The procedure then processes that data to determine signals of potential infection and of a potential prostate condition (S704). Test as previously described in the Summary of the Invention may be employed. In embodiments multiple signals are required to be present in combination for a positive detection of a potential medical condition. Test applied may include one or more of: Detection of multiple peaks; detection of a low flow rate (<10 ml/sec or <5 ml·sec); detection of an extended time between peaks (>0.5 sec) for infection; detection of less than a threshold or zero time between peaks for a prostate condition; detection of greater than a threshold peak duration (e.g. greater than 10 sec, 15 sec or 20 sec) for a prostate condition.

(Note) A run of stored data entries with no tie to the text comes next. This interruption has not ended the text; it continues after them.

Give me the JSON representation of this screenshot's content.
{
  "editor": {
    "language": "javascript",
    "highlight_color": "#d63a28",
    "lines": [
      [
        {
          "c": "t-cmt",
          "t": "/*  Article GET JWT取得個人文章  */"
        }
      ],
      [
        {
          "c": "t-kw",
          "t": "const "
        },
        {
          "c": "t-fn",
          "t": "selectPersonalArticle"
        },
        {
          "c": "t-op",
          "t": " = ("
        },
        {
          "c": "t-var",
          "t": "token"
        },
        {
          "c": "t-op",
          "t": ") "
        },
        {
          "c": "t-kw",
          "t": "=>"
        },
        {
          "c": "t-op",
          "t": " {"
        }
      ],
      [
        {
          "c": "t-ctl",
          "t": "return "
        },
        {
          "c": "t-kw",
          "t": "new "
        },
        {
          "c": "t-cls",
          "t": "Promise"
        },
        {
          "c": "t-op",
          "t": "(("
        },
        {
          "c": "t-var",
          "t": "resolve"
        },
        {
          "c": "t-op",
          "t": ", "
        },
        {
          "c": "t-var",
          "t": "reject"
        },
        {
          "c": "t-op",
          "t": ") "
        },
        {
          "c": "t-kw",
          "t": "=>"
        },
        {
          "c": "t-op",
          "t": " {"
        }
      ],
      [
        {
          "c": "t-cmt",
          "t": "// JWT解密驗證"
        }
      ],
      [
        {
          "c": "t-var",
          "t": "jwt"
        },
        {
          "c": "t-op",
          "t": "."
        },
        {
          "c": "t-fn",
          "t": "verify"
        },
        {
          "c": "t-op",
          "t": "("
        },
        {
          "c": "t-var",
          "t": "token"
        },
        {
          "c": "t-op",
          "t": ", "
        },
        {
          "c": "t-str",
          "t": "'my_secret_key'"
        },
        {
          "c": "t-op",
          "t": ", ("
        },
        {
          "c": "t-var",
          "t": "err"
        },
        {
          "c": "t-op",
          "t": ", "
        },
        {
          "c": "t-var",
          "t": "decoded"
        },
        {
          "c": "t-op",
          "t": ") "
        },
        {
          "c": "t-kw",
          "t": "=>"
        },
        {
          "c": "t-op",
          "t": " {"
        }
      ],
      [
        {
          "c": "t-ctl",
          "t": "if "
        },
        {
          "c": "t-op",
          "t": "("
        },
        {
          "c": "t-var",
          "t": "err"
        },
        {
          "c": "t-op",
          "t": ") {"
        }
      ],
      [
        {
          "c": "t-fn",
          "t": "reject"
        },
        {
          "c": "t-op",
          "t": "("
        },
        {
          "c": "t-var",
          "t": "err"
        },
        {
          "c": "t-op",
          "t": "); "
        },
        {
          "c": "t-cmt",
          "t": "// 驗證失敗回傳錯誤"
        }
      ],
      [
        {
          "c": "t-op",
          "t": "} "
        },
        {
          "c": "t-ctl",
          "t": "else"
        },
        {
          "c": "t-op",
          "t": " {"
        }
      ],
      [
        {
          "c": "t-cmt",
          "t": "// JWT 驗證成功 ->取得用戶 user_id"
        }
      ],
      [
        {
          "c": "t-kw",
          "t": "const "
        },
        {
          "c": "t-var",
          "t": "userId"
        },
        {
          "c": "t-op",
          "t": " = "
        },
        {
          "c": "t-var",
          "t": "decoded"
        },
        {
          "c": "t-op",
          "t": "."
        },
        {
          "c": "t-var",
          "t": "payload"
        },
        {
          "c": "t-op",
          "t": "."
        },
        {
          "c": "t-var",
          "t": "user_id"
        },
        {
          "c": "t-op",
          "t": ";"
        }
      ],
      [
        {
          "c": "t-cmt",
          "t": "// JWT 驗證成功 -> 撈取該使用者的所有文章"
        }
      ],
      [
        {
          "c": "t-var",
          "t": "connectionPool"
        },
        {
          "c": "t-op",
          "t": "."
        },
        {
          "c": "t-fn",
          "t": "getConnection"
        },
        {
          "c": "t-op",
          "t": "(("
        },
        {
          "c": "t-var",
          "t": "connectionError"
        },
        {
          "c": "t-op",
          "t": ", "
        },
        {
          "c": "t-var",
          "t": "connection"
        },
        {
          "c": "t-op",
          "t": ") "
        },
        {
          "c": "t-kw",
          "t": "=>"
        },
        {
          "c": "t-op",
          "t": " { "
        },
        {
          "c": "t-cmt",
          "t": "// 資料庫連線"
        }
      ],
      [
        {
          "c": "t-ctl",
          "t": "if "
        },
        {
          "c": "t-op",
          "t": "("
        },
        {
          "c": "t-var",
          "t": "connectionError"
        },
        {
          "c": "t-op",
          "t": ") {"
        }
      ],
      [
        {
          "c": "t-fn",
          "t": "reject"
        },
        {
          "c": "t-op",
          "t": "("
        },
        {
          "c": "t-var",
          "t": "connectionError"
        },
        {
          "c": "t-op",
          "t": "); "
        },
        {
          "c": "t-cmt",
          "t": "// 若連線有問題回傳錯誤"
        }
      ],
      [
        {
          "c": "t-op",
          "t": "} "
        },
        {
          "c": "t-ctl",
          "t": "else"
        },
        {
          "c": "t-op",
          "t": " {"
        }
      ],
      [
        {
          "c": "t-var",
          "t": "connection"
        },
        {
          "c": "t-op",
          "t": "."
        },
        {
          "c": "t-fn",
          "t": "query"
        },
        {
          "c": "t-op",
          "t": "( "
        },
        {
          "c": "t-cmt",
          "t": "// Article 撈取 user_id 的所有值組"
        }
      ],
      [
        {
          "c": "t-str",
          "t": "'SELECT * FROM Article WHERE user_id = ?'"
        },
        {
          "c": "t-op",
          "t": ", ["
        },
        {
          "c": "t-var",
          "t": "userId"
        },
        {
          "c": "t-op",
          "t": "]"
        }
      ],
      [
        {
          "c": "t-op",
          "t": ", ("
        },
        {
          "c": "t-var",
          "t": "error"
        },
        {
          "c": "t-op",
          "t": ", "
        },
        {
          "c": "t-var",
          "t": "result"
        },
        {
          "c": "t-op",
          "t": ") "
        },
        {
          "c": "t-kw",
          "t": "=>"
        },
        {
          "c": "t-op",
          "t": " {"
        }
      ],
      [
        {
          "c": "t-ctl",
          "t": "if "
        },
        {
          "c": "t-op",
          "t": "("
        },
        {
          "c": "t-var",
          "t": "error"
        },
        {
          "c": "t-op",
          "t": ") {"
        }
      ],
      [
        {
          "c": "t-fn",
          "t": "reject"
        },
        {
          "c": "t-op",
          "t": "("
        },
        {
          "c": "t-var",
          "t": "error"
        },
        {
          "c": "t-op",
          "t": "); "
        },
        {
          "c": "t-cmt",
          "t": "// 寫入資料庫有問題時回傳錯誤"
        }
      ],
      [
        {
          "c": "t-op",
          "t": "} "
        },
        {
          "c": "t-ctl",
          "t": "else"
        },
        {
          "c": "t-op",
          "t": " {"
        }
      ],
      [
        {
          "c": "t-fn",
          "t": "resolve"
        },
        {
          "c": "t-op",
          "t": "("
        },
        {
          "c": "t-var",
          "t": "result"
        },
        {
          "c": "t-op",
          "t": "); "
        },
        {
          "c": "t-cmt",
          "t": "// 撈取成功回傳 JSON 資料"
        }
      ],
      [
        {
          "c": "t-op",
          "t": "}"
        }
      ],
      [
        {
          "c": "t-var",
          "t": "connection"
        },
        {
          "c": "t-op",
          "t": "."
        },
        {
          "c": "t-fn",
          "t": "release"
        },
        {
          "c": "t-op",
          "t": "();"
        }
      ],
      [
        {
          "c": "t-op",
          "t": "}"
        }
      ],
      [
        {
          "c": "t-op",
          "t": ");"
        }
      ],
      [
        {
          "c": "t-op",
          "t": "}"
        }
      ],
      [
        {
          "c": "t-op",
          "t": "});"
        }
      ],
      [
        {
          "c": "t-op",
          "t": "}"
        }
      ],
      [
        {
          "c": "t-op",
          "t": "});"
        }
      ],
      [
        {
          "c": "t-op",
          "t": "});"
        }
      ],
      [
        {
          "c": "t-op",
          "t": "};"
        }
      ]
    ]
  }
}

A result of this processing may be stored and/or output as data indicating the presence of a potential medical condition and, optionally, whether the condition is an infection or a prostate-related condition. Optionally a potential degree of severity of the condition may also be indicated. Additionally or alternatively the raw data from S700 and/or processed data from S702 may be provided. In embodiments an alert and/or the raw/processed data may also be provided on display device 606 and/or communicated to a remote server for further storage/processing.

In embodiments data from one or more of steps S700, S702 is provided to a machine learning procedure S706, for example running in base station 604 and/or on a remote server. The procedure may implement a supervised or unsupervised learning algorithm, for example using supervised learning in combination with data inputted from diagnoses previously made using data from the system, or using unsupervised learning to classify the input data. The machine learning procedure may thus learn to provide improved data indicating the presence of a potential medical condition, and/or differentiation of one or more conditions (such as infection and prostate-related conditions).

Further parameters may be utilised to detect infections or medical conditions. These parameters may include chemical concentration (either in urine or in gas emanating from the urine) and time or frequency of urination.

Whilst the above embodiments discuss the detection of an infection, embodiments may be configured to detect other medical conditions, such as cancer, kidney stones or diabetes. For instance, diabetes may be detected through increased frequency of urination at night and/or increased glucose or ketone concentrations in urine. Equally, cancer, such as prostate cancer, may be detected through an increased concentration of chemicals associated with genes associated with the cancer (e.g. PSA and expressions of TMPRSS2:ERG or PCA3).

As previously described, the device itself may provide a signal or may communicate by means of a wired or wireless connection with a base unit or base station, for example a mobile phone, desktop computer or the like. The skilled person will appreciate that, in the various different aspects of the invention, the infection data may be provided via a network such as a mobile phone network or the internet, for example to alert a carer. Additionally or alternatively, an alarm may be triggered should an infection level greater than the threshold and/or a persistent infection be detected.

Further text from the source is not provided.